Tips for Surviving Without Parents

Tips for Surviving Without Parents

We're so jealous! Our parents never left us home alone when we were teenagers. Unlike klylxy, we probably would have done something horrible, like emptied out all the sock drawers and opened the bird cage door. The world will never know. —Sparkitors

Hi, Sparklers, kylxy here. Yesterday, my parents and youngest sister left town to go across the country and visit family. Guess what else? They trusted iplayharp, my brother, and me to stay home, ALONE, for three whole days. And now, I have decided to share my three best tips on surviving without your parents.

Tip #1: Don't get crazy. Although the media has made it seem cool to have a wild drugs and alcohol party, it is ultimately the worst idea one could possibly have. I have never forgotten the time my neighbor threw a party and his friends threw cigarettes over the fence onto our trampoline, burning lots of holes in it. Do you know what happened to him? My mom told him if he didn’t buy a new trampoline, she would tell his parents. (GO MOM!) We have a nice trampoline now, with a net. Win. Seriously though, as fun as it may seem to have a party, it will probably result in you passed out face-first into the carpet, while people laugh at you. Does that sound fun? I didn’t think so.

Instead: Go out with friends. Maybe to a movie, the mall, mini golf, camel riding, shepherding, anything else! It’ll be a lot more fun, without the mess or consequences. Just make sure your parents are okay with it.

Tip #2: Don’t eat pizza every night. It’s not good for you, and you know it. I hate to sound like Julian Micheals, but it’s true. Although it may be tempting to open yourself a box of thin mints and scarf it down like it’s your last meal, there are better alternatives.

Instead: Choose one night and go out for ice cream and pizza. Pig out, have fun, eat and smell that oh-so-scrumptious freedom. That way, your parents don’t come back to an empty freezer, and you haven’t added five pounds to your belly. It’s a win-win.

Tip #3: Don’t laugh when your parents hand you the list of Emergency numbers. These could be important. Poison control, hotel phone numbers, and neighbors could save your life. So if your mom hands you a list of number, I strongly suggest you don’t throw it away.

Instead: Keep the emergency numbers with you at all times, whether that means putting them in your cell phone or on the fridge. These numbers are your lifeline; you never know what might happen involving an old Elmo doll and a hot lightbulb. This is some scary stuff guys! It’s your life and now it’s up to you to protect it.

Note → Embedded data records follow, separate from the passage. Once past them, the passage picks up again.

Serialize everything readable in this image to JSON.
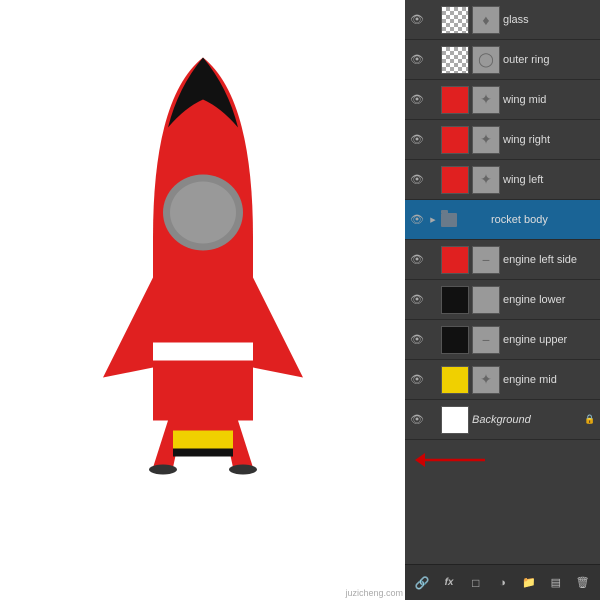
{
  "canvas": {
    "background": "#ffffff"
  },
  "layers": [
    {
      "id": "glass",
      "name": "glass",
      "visible": true,
      "thumb1": "checker",
      "thumb2": "gray",
      "icon": "♦",
      "active": false,
      "folder": false,
      "lock": false
    },
    {
      "id": "outer-ring",
      "name": "outer ring",
      "visible": true,
      "thumb1": "checker",
      "thumb2": "gray",
      "icon": "◯",
      "active": false,
      "folder": false,
      "lock": false
    },
    {
      "id": "wing-mid",
      "name": "wing mid",
      "visible": true,
      "thumb1": "red",
      "thumb2": "gray",
      "icon": "✦",
      "active": false,
      "folder": false,
      "lock": false
    },
    {
      "id": "wing-right",
      "name": "wing right",
      "visible": true,
      "thumb1": "red",
      "thumb2": "gray",
      "icon": "✦",
      "active": false,
      "folder": false,
      "lock": false
    },
    {
      "id": "wing-left",
      "name": "wing left",
      "visible": true,
      "thumb1": "red",
      "thumb2": "gray",
      "icon": "✦",
      "active": false,
      "folder": false,
      "lock": false
    },
    {
      "id": "rocket-body",
      "name": "rocket body",
      "visible": true,
      "thumb1": null,
      "thumb2": null,
      "icon": null,
      "active": true,
      "folder": true,
      "lock": false
    },
    {
      "id": "engine-left-side",
      "name": "engine left side",
      "visible": true,
      "thumb1": "red",
      "thumb2": "gray",
      "icon": "−",
      "active": false,
      "folder": false,
      "lock": false
    },
    {
      "id": "engine-lower",
      "name": "engine lower",
      "visible": true,
      "thumb1": "black",
      "thumb2": "gray",
      "icon": null,
      "active": false,
      "folder": false,
      "lock": false
    },
    {
      "id": "engine-upper",
      "name": "engine upper",
      "visible": true,
      "thumb1": "black",
      "thumb2": "gray",
      "icon": "−",
      "active": false,
      "folder": false,
      "lock": false
    },
    {
      "id": "engine-mid",
      "name": "engine mid",
      "visible": true,
      "thumb1": "yellow",
      "thumb2": "gray",
      "icon": "✦",
      "active": false,
      "folder": false,
      "lock": false
    },
    {
      "id": "background",
      "name": "Background",
      "visible": true,
      "thumb1": "white",
      "thumb2": null,
      "icon": null,
      "active": false,
      "folder": false,
      "lock": true
    }
  ],
  "toolbar": {
    "buttons": [
      "🔗",
      "fx",
      "□",
      "◉",
      "📁",
      "▤",
      "🗑"
    ]
  }
}
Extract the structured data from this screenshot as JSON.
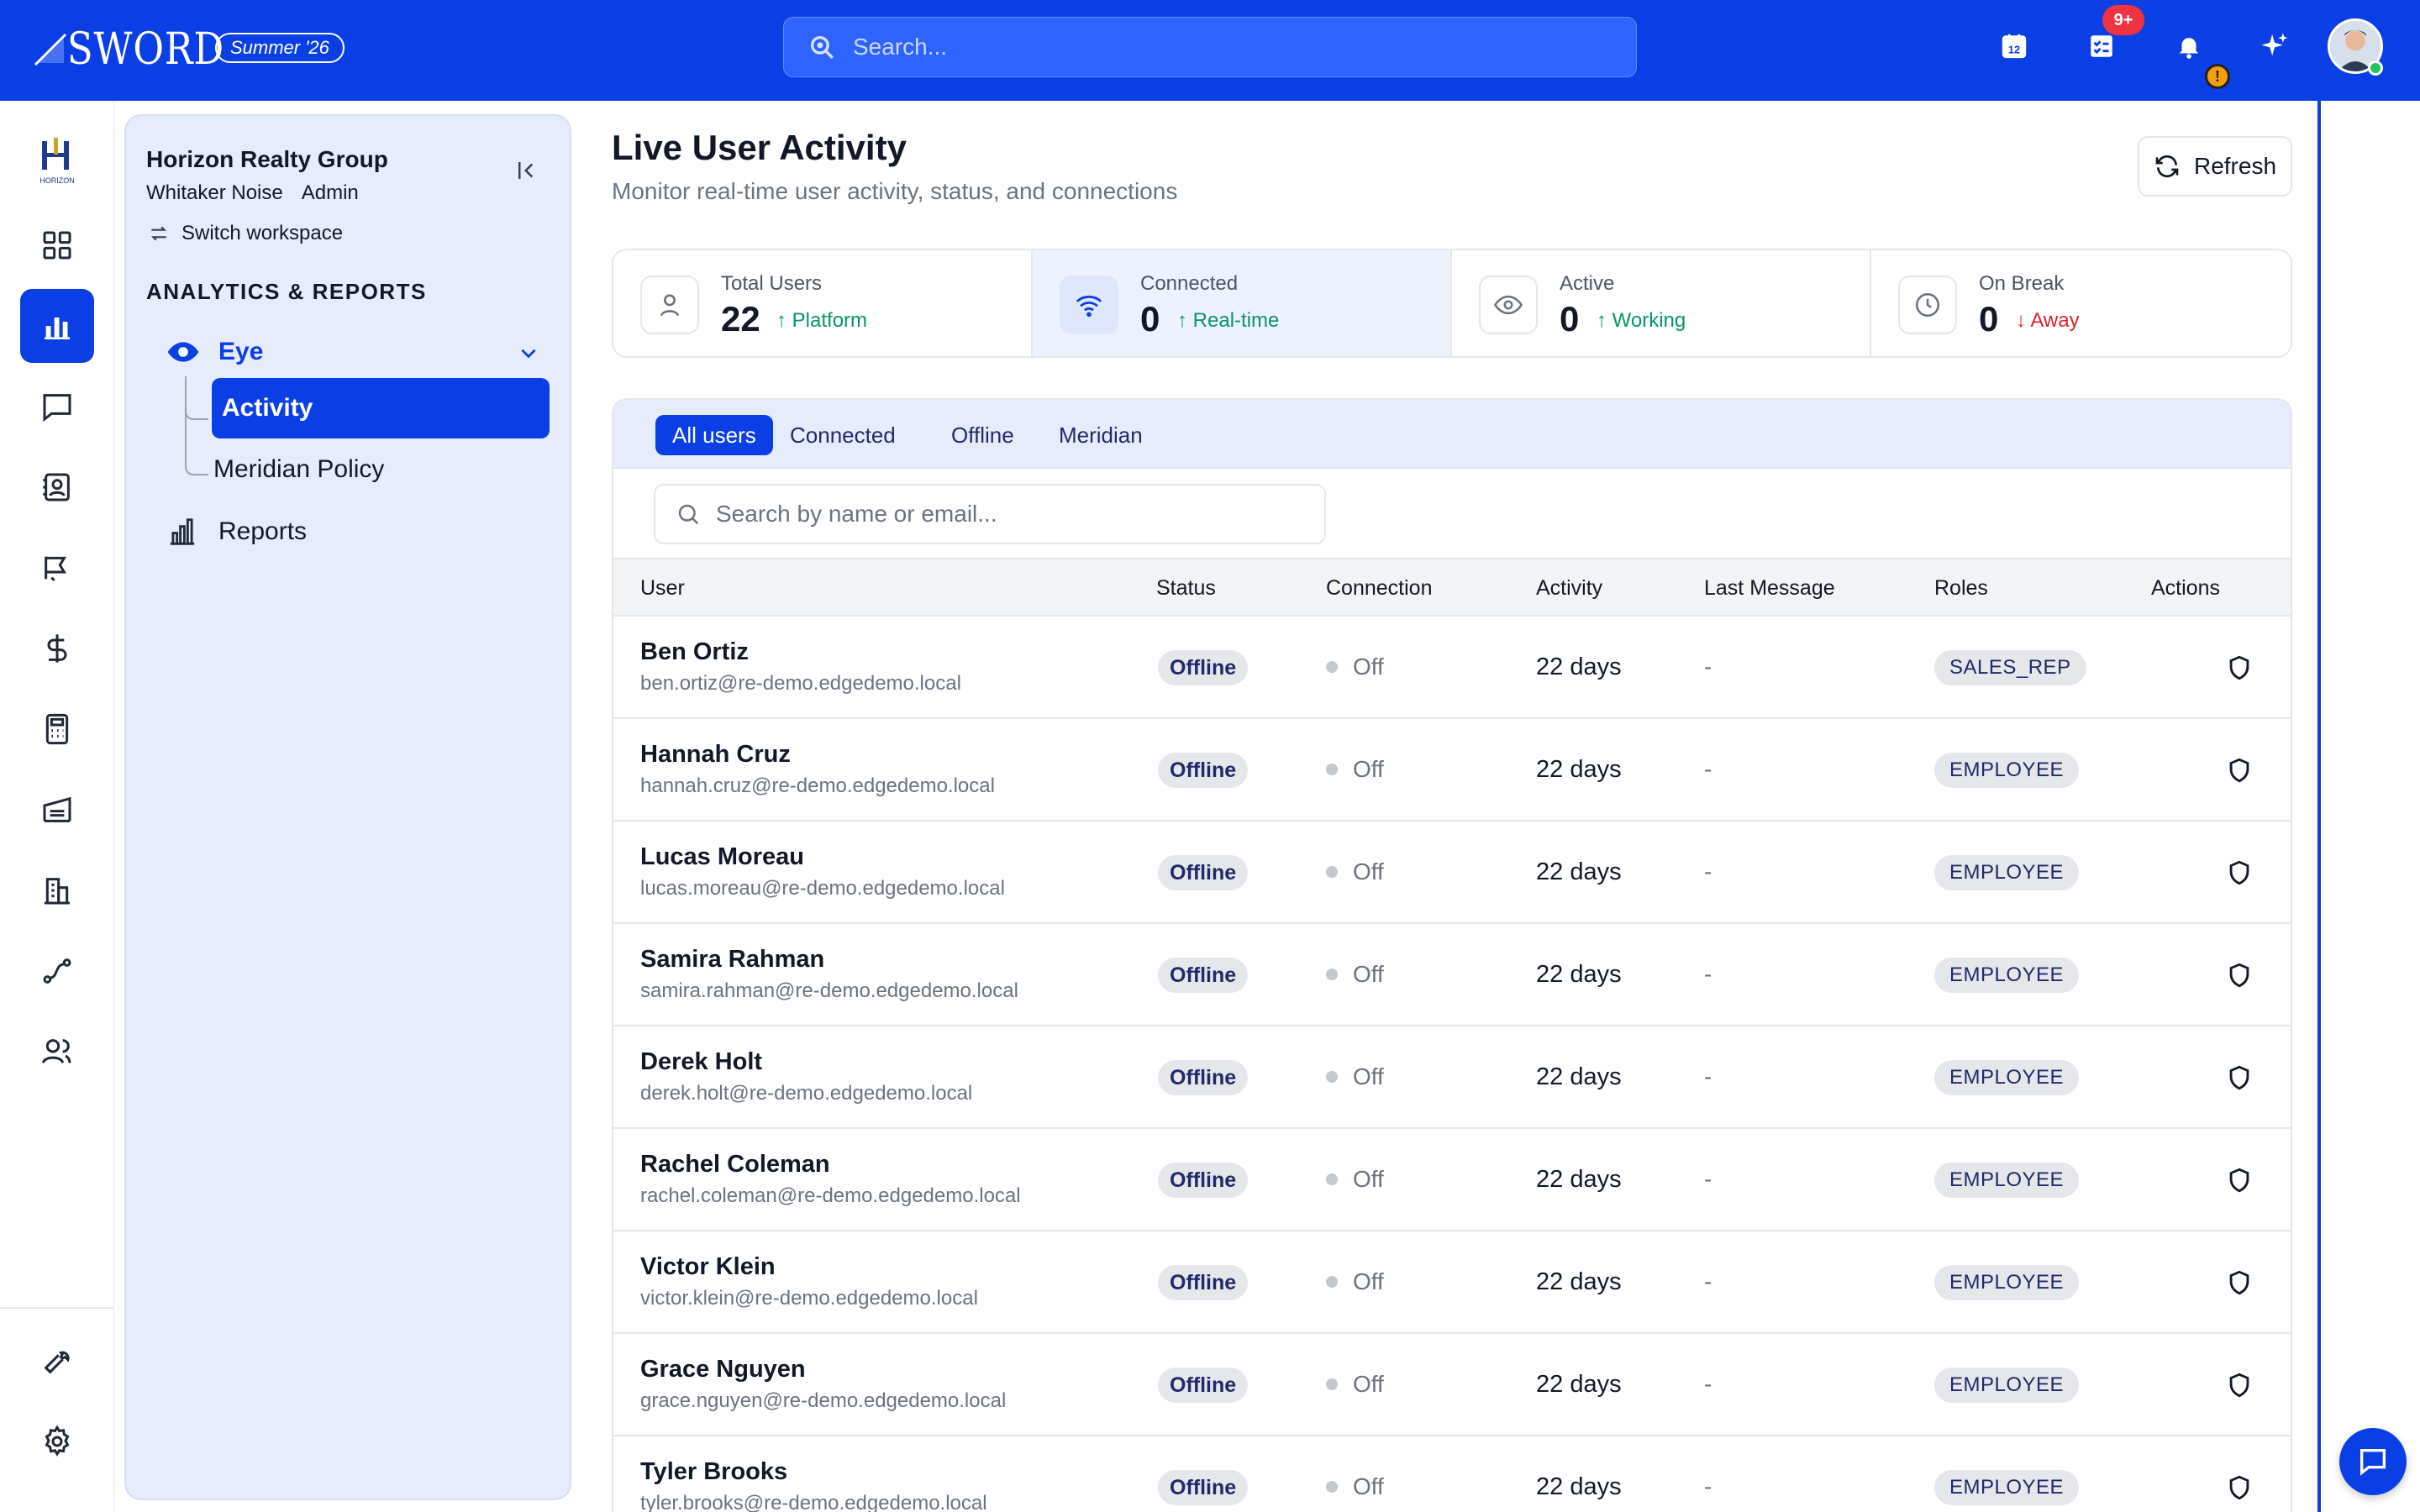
{
  "header": {
    "brand": "SWORD",
    "season": "Summer '26",
    "search_placeholder": "Search...",
    "notification_count": "9+",
    "alert_badge": "!"
  },
  "sidebar": {
    "org_name": "Horizon Realty Group",
    "user_name": "Whitaker Noise",
    "user_role": "Admin",
    "switch_workspace": "Switch workspace",
    "section_title": "ANALYTICS & REPORTS",
    "eye_label": "Eye",
    "activity_label": "Activity",
    "meridian_label": "Meridian Policy",
    "reports_label": "Reports"
  },
  "page": {
    "title": "Live User Activity",
    "subtitle": "Monitor real-time user activity, status, and connections",
    "refresh_label": "Refresh"
  },
  "stats": [
    {
      "label": "Total Users",
      "value": "22",
      "trend": "↑ Platform",
      "dir": "up"
    },
    {
      "label": "Connected",
      "value": "0",
      "trend": "↑ Real-time",
      "dir": "up"
    },
    {
      "label": "Active",
      "value": "0",
      "trend": "↑ Working",
      "dir": "up"
    },
    {
      "label": "On Break",
      "value": "0",
      "trend": "↓ Away",
      "dir": "down"
    }
  ],
  "tabs": [
    "All users",
    "Connected",
    "Offline",
    "Meridian"
  ],
  "table": {
    "search_placeholder": "Search by name or email...",
    "columns": [
      "User",
      "Status",
      "Connection",
      "Activity",
      "Last Message",
      "Roles",
      "Actions"
    ],
    "rows": [
      {
        "name": "Ben Ortiz",
        "email": "ben.ortiz@re-demo.edgedemo.local",
        "status": "Offline",
        "connection": "Off",
        "activity": "22 days",
        "last_message": "-",
        "role": "SALES_REP"
      },
      {
        "name": "Hannah Cruz",
        "email": "hannah.cruz@re-demo.edgedemo.local",
        "status": "Offline",
        "connection": "Off",
        "activity": "22 days",
        "last_message": "-",
        "role": "EMPLOYEE"
      },
      {
        "name": "Lucas Moreau",
        "email": "lucas.moreau@re-demo.edgedemo.local",
        "status": "Offline",
        "connection": "Off",
        "activity": "22 days",
        "last_message": "-",
        "role": "EMPLOYEE"
      },
      {
        "name": "Samira Rahman",
        "email": "samira.rahman@re-demo.edgedemo.local",
        "status": "Offline",
        "connection": "Off",
        "activity": "22 days",
        "last_message": "-",
        "role": "EMPLOYEE"
      },
      {
        "name": "Derek Holt",
        "email": "derek.holt@re-demo.edgedemo.local",
        "status": "Offline",
        "connection": "Off",
        "activity": "22 days",
        "last_message": "-",
        "role": "EMPLOYEE"
      },
      {
        "name": "Rachel Coleman",
        "email": "rachel.coleman@re-demo.edgedemo.local",
        "status": "Offline",
        "connection": "Off",
        "activity": "22 days",
        "last_message": "-",
        "role": "EMPLOYEE"
      },
      {
        "name": "Victor Klein",
        "email": "victor.klein@re-demo.edgedemo.local",
        "status": "Offline",
        "connection": "Off",
        "activity": "22 days",
        "last_message": "-",
        "role": "EMPLOYEE"
      },
      {
        "name": "Grace Nguyen",
        "email": "grace.nguyen@re-demo.edgedemo.local",
        "status": "Offline",
        "connection": "Off",
        "activity": "22 days",
        "last_message": "-",
        "role": "EMPLOYEE"
      },
      {
        "name": "Tyler Brooks",
        "email": "tyler.brooks@re-demo.edgedemo.local",
        "status": "Offline",
        "connection": "Off",
        "activity": "22 days",
        "last_message": "-",
        "role": "EMPLOYEE"
      }
    ]
  },
  "icons": {
    "rail": [
      "dashboard-icon",
      "analytics-icon",
      "chat-icon",
      "contacts-icon",
      "marketing-icon",
      "dollar-icon",
      "calculator-icon",
      "warehouse-icon",
      "buildings-icon",
      "workflow-icon",
      "team-icon",
      "tools-icon",
      "settings-icon"
    ]
  },
  "colors": {
    "brand_blue": "#0b3fe6",
    "panel_bg": "#e7ecfd",
    "trend_up": "#059669",
    "trend_down": "#dc2626"
  }
}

I leave you with one last piece of advice; if your parents trust you enough to leave you home alone while they are out of town, don’t let them down. They now respect you as a young adult, and they expect you to be able to care for yourself. Now, I’m off to call my friends so we can light my Elmo doll on fire while eating ice cream. (Kidding.)

Have you parents ever left you home alone? How did it go?